Even closed, special purpose systems are full of flaws and easily penetrated. Banks know this about their ATMs - that's why they allocate reserves to cover the expected losses. Even touted air and space control systems can be flawed - the Mars Climate Orbiter crashed because some software engineers used metric units of measure and others used English units.
With this a backdrop, we see not just States, but also the US Federal government, racing to deploy computer based voting systems that can not be audited, can not be recounted except by relying on exactly the same systems that are being accused of being inaccurate.

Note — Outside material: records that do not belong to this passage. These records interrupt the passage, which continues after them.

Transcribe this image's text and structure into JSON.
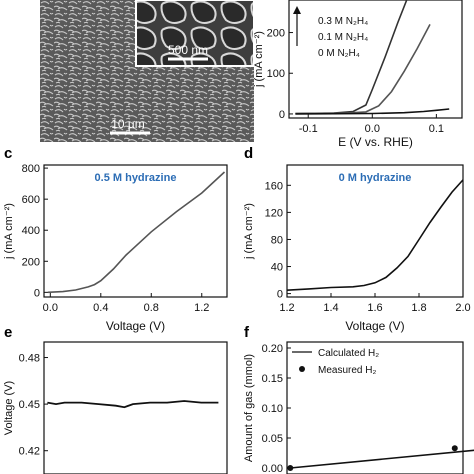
{
  "figure": {
    "sem": {
      "scalebar_main": "10 µm",
      "scalebar_inset": "500 nm"
    }
  },
  "chart_data": [
    {
      "panel": "b",
      "type": "line",
      "xlabel": "E (V vs. RHE)",
      "ylabel": "j (mA cm⁻²)",
      "xlim": [
        -0.13,
        0.14
      ],
      "ylim": [
        -10,
        280
      ],
      "xticks": [
        -0.1,
        0.0,
        0.1
      ],
      "yticks": [
        0,
        100,
        200
      ],
      "legend": [
        "0.3 M N₂H₄",
        "0.1 M N₂H₄",
        "0 M N₂H₄"
      ],
      "series": [
        {
          "name": "0.3 M N₂H₄",
          "x": [
            -0.12,
            -0.06,
            -0.03,
            -0.01,
            0.0,
            0.02,
            0.04,
            0.055
          ],
          "y": [
            1,
            2,
            6,
            22,
            60,
            140,
            225,
            285
          ]
        },
        {
          "name": "0.1 M N₂H₄",
          "x": [
            -0.12,
            -0.04,
            -0.01,
            0.01,
            0.03,
            0.05,
            0.07,
            0.09
          ],
          "y": [
            1,
            2,
            5,
            20,
            55,
            105,
            160,
            220
          ]
        },
        {
          "name": "0 M N₂H₄",
          "x": [
            -0.12,
            0.0,
            0.05,
            0.08,
            0.1,
            0.12
          ],
          "y": [
            0,
            1,
            3,
            6,
            9,
            12
          ]
        }
      ]
    },
    {
      "panel": "c",
      "type": "line",
      "title": "0.5 M hydrazine",
      "xlabel": "Voltage (V)",
      "ylabel": "j (mA cm⁻²)",
      "xlim": [
        -0.05,
        1.4
      ],
      "ylim": [
        -30,
        820
      ],
      "xticks": [
        0.0,
        0.4,
        0.8,
        1.2
      ],
      "yticks": [
        0,
        200,
        400,
        600,
        800
      ],
      "series": [
        {
          "x": [
            -0.02,
            0.1,
            0.2,
            0.3,
            0.35,
            0.4,
            0.5,
            0.6,
            0.8,
            1.0,
            1.2,
            1.38
          ],
          "y": [
            0,
            5,
            15,
            35,
            50,
            75,
            150,
            240,
            390,
            520,
            640,
            775
          ]
        }
      ]
    },
    {
      "panel": "d",
      "type": "line",
      "title": "0 M hydrazine",
      "xlabel": "Voltage (V)",
      "ylabel": "j (mA cm⁻²)",
      "xlim": [
        1.2,
        2.0
      ],
      "ylim": [
        -5,
        190
      ],
      "xticks": [
        1.2,
        1.4,
        1.6,
        1.8,
        2.0
      ],
      "yticks": [
        0,
        40,
        80,
        120,
        160
      ],
      "series": [
        {
          "x": [
            1.2,
            1.3,
            1.4,
            1.5,
            1.55,
            1.6,
            1.65,
            1.7,
            1.75,
            1.8,
            1.85,
            1.9,
            1.95,
            2.0
          ],
          "y": [
            5,
            7,
            9,
            10,
            12,
            16,
            24,
            38,
            55,
            80,
            105,
            128,
            150,
            168
          ]
        }
      ]
    },
    {
      "panel": "e",
      "type": "line",
      "ylabel": "Voltage (V)",
      "ylim": [
        0.405,
        0.49
      ],
      "yticks": [
        0.42,
        0.45,
        0.48
      ],
      "series": [
        {
          "x": [
            0,
            0.05,
            0.1,
            0.2,
            0.3,
            0.4,
            0.45,
            0.5,
            0.6,
            0.7,
            0.8,
            0.9,
            1.0
          ],
          "y": [
            0.451,
            0.45,
            0.451,
            0.451,
            0.45,
            0.449,
            0.448,
            0.45,
            0.451,
            0.451,
            0.452,
            0.451,
            0.451
          ]
        }
      ]
    },
    {
      "panel": "f",
      "type": "scatter",
      "ylabel": "Amount of gas (mmol)",
      "ylim": [
        -0.01,
        0.21
      ],
      "yticks": [
        0.0,
        0.05,
        0.1,
        0.15,
        0.2
      ],
      "legend": [
        "Calculated H₂",
        "Measured H₂"
      ],
      "series": [
        {
          "name": "Calculated H₂",
          "type": "line",
          "x": [
            0,
            7
          ],
          "y": [
            0.0,
            0.185
          ]
        },
        {
          "name": "Measured H₂",
          "type": "scatter",
          "x": [
            0,
            1,
            2,
            3,
            4,
            5,
            6,
            7
          ],
          "y": [
            0.0,
            0.033,
            0.062,
            0.092,
            0.123,
            0.155,
            0.185,
            0.185
          ]
        }
      ]
    }
  ]
}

By doing this we are risking our most fundamental precept - that of government accountable to the people through elections.
Why are we doing this?
It only costs a few dollars to add a solid, paper audit trail to electronic voting machines. The only reason why this is not being done is to save a few dollars. The only conclusion that I can draw from this is that our election officials are willing to risk democracy in order to save a few bucks.
I personally do not hold democracy so cheap.
To my way of thinking, it is irresponsible to deploy electronic voting systems without there being humanly readable audit trails - and by this I mean paper ballots that the voter can read to confirm his/her vote and which, in the case of a recount, serve as the master record of the vote, superseding anything that the electronic machine might have to the contrary.